There is an authentication problem with map-n-encap and wandering
EIDs. Suppose a device visits a site and wishes to use an EID
that is not in a prefix that that site normally announces, and
the site agrees to announce it. Why should the mapping
infrastructure, whatever it is, listen to the announcement of
that new EID? You could have it trust whatever it's told, but
more likely there will be filters in place to defend against
bogus announcements, intentional or otherwise. Compare BGP route
filters.
This may be a problem for LISP-ALT, where the ALT network somehow
has to be configured to know which particular ETR or ETRs are the
authoritative query servers for every EID prefix.
LISP-NERD has some other arrangement, I think, since there is one or
more centralised sources of mapping data, and I guess end-users
control this by a user-password system which is entirely unrelated
to ETRs or any trust-giving global network of routers, such as ALT.

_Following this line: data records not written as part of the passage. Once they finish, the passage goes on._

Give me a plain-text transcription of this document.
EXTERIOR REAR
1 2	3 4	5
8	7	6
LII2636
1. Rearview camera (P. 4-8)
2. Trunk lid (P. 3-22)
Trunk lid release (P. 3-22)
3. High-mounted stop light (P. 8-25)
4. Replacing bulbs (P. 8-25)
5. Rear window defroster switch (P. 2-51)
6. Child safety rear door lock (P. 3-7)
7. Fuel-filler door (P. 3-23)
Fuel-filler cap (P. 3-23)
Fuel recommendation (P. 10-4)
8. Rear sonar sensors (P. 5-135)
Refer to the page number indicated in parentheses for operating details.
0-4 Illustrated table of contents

Ivip control of mapping is on this basis - the end-user controls the
division of their UAB (User Address Block) in terms of splitting it
into micronets and mapping those micronets to an ETR address, in a
system which has nothing to do with ETRs. The most obvious way to
do it is by a username and password over an encrypted link, or a
challenge response system with a secret key, password etc. This
would happen in a session with some organisation which directly or
indirectly controls the mapping for a particular Mapped Address
Block (MAB) - a BGP advertised prefix which typically contains many
UABs and therefore typically this many, or probably more, micronets.